I know that I can use

val targetDF = DataFrameLoadedFromLeftDatabase.mapPartitions(
  partition =&gt; {
    val rightDBconnection = new DbConnection // establish a connection to RightDB 
    val result = partition.map(record =&gt; {
    readMatchingFromRightDBandDoBusinessLogicTransformationAndReturnAList(record, rightDBconnection)
  }).toList
    rightDBconnection.close()
    result.iterator
  }
).toDF()
targetDF.write
  .format(&quot;jdbc&quot;)
  .option(&quot;url&quot;, &quot;jdbc:postgresql:dbserver&quot;)
  .option(&quot;dbtable&quot;, &quot;table3&quot;)
  .option(&quot;user&quot;, &quot;username&quot;)
  .option(&quot;password&quot;, &quot;password&quot;)
  .save()

I am wondering whether apache spark is suitable for these type of chatty data processing applications
I am wondering whether interating throguh each record in RightDB will be too chatty in this approach
I am looking forward with some advices to improve this design to make use of SPARK capabilites. I also wanted to make sure the processing do not cause too much shuffle operations for performance reasons

Ref: Related SO Post

答案1

得分: 1

在这种情况下，我们通常喜欢使用 spark.sql。基本上，定义两个不同的数据框（DFs）并根据查询将它们连接起来，然后可以在之后应用你的业务逻辑。

例如：

import org.apache.spark.sql.{DataFrame, SparkSession}

// 在这里添加你的列
case class MyResult(ID: String, NAME: String)

// 创建一个 SparkSession
val spark = SparkSession.builder()
  .appName("Join Tables and Add Prefix to ID Column")
  .config("spark.master", "local[*]")
  .getOrCreate()

// 从 DB1 读取第一个表
val firstTable: DataFrame = spark.read
  .format("jdbc")
  .option("url", "jdbc:postgresql://localhost/DB1")
  .option("dbtable", "FIRST_TABLE")
  .option("user", "your_username")
  .option("password", "your_password")
  .load()

firstTable.createOrReplaceTempView("firstTable")

// 从 DB2 读取第二个表
val secondTable: DataFrame = spark.read
  .format("jdbc")
  .option("url", "jdbc:postgresql://localhost/DB2")
  .option("dbtable", "SECOND_TABLE")
  .option("user", "your_username")
  .option("password", "your_password")
  .load()

secondTable.createOrReplaceTempView("secondTable")

// 在这里应用你的筛选
val result: DataFrame = spark.sql("SELECT f.*, s.* FROM firstTable as f left join secondTable as s on f.ID = s.ID")

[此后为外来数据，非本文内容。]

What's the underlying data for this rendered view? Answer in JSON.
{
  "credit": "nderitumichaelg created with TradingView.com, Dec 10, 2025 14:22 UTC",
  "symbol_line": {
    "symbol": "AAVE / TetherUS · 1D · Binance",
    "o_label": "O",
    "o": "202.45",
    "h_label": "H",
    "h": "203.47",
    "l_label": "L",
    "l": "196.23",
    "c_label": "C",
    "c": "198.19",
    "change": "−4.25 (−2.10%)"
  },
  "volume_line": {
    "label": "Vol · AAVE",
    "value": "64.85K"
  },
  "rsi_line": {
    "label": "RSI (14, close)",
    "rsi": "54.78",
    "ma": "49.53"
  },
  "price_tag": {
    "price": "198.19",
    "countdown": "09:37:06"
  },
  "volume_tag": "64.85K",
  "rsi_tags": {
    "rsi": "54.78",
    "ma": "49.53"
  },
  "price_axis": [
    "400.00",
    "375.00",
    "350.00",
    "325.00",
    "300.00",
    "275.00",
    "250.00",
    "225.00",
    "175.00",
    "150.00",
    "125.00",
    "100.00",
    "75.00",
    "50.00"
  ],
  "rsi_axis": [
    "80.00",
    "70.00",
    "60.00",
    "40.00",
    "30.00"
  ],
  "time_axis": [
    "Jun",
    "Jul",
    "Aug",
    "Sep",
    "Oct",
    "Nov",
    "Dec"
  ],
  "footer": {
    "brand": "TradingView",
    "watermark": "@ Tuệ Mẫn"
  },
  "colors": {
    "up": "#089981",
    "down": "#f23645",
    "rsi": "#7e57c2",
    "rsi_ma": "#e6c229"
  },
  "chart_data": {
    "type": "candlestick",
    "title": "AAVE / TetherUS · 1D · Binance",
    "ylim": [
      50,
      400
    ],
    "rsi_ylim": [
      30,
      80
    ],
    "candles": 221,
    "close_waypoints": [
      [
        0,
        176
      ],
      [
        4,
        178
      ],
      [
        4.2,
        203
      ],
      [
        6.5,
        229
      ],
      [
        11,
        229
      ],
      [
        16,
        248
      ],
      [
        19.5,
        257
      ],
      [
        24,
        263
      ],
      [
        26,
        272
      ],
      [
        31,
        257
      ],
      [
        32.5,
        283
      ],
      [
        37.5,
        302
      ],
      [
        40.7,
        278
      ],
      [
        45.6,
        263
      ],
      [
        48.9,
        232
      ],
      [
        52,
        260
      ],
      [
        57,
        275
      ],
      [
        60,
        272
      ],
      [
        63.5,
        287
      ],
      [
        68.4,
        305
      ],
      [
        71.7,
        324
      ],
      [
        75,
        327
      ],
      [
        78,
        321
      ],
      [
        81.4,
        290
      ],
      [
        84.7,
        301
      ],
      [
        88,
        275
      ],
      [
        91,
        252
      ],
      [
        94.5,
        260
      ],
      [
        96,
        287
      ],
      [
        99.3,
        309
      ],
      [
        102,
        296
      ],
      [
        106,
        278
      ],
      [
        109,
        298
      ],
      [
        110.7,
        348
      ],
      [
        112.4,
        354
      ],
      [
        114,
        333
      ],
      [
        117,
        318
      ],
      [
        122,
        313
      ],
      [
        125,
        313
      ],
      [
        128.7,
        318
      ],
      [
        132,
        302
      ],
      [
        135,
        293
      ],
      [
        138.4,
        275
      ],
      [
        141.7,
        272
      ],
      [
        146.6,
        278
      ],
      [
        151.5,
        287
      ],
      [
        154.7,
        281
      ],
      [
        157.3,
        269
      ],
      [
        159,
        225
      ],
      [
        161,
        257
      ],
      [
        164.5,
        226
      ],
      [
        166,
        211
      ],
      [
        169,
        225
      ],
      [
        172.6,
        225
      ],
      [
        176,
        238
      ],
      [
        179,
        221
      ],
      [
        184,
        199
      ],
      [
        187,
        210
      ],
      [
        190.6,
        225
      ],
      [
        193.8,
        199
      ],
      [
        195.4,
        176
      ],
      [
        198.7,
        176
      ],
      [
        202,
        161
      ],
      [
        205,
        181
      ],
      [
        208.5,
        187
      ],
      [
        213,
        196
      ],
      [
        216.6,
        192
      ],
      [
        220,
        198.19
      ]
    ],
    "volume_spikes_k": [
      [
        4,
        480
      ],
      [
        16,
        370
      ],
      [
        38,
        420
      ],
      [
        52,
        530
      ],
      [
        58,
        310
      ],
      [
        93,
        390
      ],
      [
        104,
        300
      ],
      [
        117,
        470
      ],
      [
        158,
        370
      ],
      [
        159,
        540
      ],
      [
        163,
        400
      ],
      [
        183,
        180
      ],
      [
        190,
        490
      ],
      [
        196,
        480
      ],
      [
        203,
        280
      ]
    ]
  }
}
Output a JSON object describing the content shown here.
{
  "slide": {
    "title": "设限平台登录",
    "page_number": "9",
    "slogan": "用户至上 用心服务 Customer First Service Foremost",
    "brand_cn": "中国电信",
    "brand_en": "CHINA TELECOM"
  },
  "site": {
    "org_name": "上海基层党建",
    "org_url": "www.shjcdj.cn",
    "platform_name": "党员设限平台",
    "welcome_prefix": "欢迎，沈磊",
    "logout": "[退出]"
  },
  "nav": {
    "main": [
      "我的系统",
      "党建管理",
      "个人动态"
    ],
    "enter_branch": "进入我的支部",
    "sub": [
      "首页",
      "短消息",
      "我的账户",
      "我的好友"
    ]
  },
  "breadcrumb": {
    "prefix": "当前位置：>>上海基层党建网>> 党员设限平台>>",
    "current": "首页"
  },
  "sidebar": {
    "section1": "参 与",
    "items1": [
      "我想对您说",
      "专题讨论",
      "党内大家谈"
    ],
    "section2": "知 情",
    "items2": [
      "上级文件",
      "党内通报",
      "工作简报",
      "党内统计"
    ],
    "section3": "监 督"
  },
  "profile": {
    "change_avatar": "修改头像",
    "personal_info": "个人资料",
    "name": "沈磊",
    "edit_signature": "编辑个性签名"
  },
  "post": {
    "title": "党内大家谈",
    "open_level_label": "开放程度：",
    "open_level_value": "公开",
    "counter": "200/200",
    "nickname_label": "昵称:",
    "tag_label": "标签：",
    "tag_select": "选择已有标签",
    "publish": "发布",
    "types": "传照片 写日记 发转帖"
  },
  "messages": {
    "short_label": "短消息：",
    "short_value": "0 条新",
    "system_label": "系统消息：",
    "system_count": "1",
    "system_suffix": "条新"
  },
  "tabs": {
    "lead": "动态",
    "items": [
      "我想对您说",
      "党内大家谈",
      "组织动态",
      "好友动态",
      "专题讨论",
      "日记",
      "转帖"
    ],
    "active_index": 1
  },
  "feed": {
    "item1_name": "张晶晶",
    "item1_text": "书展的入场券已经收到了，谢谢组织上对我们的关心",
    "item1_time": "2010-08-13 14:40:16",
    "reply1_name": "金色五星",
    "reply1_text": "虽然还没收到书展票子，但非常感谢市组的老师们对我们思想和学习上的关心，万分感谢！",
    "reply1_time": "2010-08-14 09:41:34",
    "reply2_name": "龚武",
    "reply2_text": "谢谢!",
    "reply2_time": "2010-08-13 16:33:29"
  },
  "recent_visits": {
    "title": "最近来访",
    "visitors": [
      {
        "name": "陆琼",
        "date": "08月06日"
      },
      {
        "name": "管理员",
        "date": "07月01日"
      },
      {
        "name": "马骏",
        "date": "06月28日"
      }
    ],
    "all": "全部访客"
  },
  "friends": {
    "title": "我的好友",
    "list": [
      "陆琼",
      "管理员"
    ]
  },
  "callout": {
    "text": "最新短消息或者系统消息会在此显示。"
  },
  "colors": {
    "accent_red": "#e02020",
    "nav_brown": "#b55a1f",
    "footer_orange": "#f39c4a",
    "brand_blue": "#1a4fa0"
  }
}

val finalData = result.as[MyResult]
  .map{record =>
    // 执行你的业务逻辑
    businessLogic(record)
  }

// 将结果写入 DB3 中的第三个表
finalData.write
  .format("jdbc")
  .option("url", "jdbc:postgresql://localhost/DB3")
  .option("dbtable", "THIRD_TABLE")
  .option("user", "your_username")
  .option("password", "your_password")
  .save()

如果你的表很大，你可以执行一个查询并直接读取其结果。这样做可以通过按日期等进行筛选来减小输入大小：

val myQuery = """
  (select * from table
    where // 在这里进行筛选
  ) foo
"""

val df = sqlContext.format("jdbc").
  option("url", "jdbc:postgresql://localhost/DB").
  option("user", "your_username")
  .option("password", "your_password")
  .option("dbtable", myQuery)
  .load()

除此之外，通过 Spark 直接进行记录特定操作是比较困难的。你必须维护你的客户端连接等自定义逻辑。Spark 设计用于读写大量数据，它创建管道用于此目的。对于它来说，简单操作将成为负担。总是在你的 map 函数中执行 API 调用（或单个数据库调用）。如果在其中使用缓存层，对性能来说可能是救命的。总是尝试在自定义数据库调用中使用连接池，否则 Spark 将尝试使用不同的连接执行所有映射操作，这可能会对你的数据库造成压力并导致连接失败。

英文:

At this kind of situations we always prefer spark.sql. Basically define two different DFs and join them based on a query then you can apply your business logic afterwards.

For example;

import org.apache.spark.sql.{DataFrame, SparkSession}
// Add your columns here
case class MyResult(ID: String, NAME: String)
// Create a SparkSession
val spark = SparkSession.builder()
.appName(&quot;Join Tables and Add Prefix to ID Column&quot;)
.config(&quot;spark.master&quot;, &quot;local[*]&quot;)
.getOrCreate()
// Read the first table from DB1
val firstTable: DataFrame = spark.read
.format(&quot;jdbc&quot;)
.option(&quot;url&quot;, &quot;jdbc:postgresql://localhost/DB1&quot;)
.option(&quot;dbtable&quot;, &quot;FIRST_TABLE&quot;)
.option(&quot;user&quot;, &quot;your_username&quot;)
.option(&quot;password&quot;, &quot;your_password&quot;)
.load()
firstTable.createOrReplaceTempView(&quot;firstTable&quot;)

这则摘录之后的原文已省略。